If you run out of money when you are already receiving care, you need to be reassessed by your local authority. If your capital drops below the maximum threshold you may start to receive state funding. But as it can take time for new funding arrangements to be set up, advisers at Evelyn Partners suggest that you or your family contact your local authority a few months before your assets are likely to dip below this amount to ensure a smooth transition from self-funding to local authority funding.

Working out how much it will cost

The exact amount you will pay partly depends on where you go into care. If you have a specific home in mind, it could be worth budgeting what you will need for it, bearing in mind inflation. Or see what the average cost is in your area and save with that in mind. You can get an idea of this on UK Care Guide’s website at https://ukcareguide.co.uk/rise-in-care-home-costs/. Between December 2022 and February 2023, UK Care Guide surveyed care homes that take on privately funded residents and would typically be regarded as mid to premium-level across the largest cities in the UK. It found that, for example, the average annual cost of a care home is £57,928 in London, £53,222 in Brighton and £51,723 in Bristol, but £35,984 in Cardiff, £39,789 in Newcastle and £40,903 in Nottingham.

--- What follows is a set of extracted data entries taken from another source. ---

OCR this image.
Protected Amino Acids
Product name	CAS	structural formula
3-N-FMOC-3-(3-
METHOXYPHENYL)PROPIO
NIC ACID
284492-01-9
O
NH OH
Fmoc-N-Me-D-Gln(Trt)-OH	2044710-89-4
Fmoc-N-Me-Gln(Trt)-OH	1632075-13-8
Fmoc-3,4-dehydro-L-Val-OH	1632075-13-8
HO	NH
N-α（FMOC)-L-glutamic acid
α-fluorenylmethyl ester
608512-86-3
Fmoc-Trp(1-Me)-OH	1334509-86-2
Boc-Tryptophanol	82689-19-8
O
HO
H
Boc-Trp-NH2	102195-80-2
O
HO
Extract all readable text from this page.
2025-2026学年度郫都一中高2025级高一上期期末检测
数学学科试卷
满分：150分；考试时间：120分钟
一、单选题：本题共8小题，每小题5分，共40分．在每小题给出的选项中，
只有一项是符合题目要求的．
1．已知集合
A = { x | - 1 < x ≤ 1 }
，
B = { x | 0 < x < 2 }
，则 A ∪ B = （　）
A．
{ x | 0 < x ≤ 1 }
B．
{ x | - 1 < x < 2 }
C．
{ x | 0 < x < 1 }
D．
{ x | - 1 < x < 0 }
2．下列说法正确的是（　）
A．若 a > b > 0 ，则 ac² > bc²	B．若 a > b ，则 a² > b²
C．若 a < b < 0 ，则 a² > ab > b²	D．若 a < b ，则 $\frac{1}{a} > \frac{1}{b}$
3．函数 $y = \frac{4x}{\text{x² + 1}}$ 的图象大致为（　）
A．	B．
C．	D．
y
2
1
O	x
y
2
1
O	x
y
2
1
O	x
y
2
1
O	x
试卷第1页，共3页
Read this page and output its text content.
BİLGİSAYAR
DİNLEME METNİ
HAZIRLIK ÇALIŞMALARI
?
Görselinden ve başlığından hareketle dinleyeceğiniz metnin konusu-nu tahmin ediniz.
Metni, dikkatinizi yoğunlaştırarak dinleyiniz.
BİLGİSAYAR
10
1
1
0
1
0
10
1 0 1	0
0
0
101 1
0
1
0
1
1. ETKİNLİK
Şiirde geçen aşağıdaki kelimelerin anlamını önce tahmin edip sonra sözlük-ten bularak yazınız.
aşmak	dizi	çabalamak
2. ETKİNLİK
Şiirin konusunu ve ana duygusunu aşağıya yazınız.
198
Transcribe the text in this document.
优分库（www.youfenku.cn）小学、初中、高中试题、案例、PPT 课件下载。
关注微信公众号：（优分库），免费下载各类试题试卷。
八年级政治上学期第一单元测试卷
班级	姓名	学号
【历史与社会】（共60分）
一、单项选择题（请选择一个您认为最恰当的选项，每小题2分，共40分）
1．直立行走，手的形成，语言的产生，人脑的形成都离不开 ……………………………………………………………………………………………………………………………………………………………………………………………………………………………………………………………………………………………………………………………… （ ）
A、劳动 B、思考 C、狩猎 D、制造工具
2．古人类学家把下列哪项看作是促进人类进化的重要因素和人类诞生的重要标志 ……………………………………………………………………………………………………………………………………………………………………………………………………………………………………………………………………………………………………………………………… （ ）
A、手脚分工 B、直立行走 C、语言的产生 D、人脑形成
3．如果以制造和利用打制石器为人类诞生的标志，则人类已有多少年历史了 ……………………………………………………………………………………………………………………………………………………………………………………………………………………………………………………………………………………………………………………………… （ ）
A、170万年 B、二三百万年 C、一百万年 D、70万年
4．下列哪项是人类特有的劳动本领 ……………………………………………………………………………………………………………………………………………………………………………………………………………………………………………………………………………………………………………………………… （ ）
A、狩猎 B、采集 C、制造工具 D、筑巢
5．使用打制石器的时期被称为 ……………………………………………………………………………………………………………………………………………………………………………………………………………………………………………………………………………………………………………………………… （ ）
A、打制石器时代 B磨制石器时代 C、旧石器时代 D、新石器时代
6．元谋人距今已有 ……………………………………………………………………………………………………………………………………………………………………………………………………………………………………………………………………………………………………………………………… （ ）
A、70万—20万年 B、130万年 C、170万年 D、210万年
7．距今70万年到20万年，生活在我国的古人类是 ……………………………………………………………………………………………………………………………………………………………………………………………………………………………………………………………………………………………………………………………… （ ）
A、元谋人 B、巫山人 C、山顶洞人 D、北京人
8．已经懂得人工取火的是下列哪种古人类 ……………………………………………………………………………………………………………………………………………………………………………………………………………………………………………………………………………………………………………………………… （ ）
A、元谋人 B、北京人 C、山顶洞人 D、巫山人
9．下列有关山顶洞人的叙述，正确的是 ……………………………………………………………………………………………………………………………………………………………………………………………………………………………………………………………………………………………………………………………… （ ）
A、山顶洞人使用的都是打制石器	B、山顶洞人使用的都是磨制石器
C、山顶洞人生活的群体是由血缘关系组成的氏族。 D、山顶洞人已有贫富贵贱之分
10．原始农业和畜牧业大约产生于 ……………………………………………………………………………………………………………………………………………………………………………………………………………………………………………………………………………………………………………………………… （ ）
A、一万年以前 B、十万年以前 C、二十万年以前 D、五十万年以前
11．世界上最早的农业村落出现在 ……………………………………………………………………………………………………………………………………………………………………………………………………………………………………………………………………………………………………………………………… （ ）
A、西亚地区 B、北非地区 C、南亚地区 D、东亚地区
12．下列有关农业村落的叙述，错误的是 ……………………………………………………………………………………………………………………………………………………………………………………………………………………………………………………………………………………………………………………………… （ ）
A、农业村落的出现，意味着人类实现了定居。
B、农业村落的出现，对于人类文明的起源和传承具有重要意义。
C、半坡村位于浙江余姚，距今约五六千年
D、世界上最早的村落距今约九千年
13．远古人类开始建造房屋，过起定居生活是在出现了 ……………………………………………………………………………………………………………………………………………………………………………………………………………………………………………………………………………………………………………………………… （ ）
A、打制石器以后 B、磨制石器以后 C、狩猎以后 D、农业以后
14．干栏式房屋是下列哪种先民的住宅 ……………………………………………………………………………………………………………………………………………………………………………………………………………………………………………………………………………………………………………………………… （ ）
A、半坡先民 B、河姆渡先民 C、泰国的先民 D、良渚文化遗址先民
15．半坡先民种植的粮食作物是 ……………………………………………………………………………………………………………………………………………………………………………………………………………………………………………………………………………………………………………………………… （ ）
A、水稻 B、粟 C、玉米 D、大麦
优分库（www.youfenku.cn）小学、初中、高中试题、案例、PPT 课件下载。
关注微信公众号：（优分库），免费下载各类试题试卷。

The cost varies significantly depending on the type of care you need and how long you need it for, and the way you own assets could significantly impact how much you pay. “For example, someone single with a home worth £300,000 and £200,000 in savings will be classed as having £500,000 in assets if they go into a care home," explains Guy. "In contrast, someone whose partner still lives in their home and has £150,000 in a pension pot and £50,000 in savings will be classed as having £50,000 qualifying assets, and could receive help towards their costs based on the new rules proposed in 2025.

The median length of time people spend in residential care is 97 weeks according to government figures. It estimates that only around 13 per cent of older adults who enter a care home are there for five years or more and 2 per cent for 10 years or longer.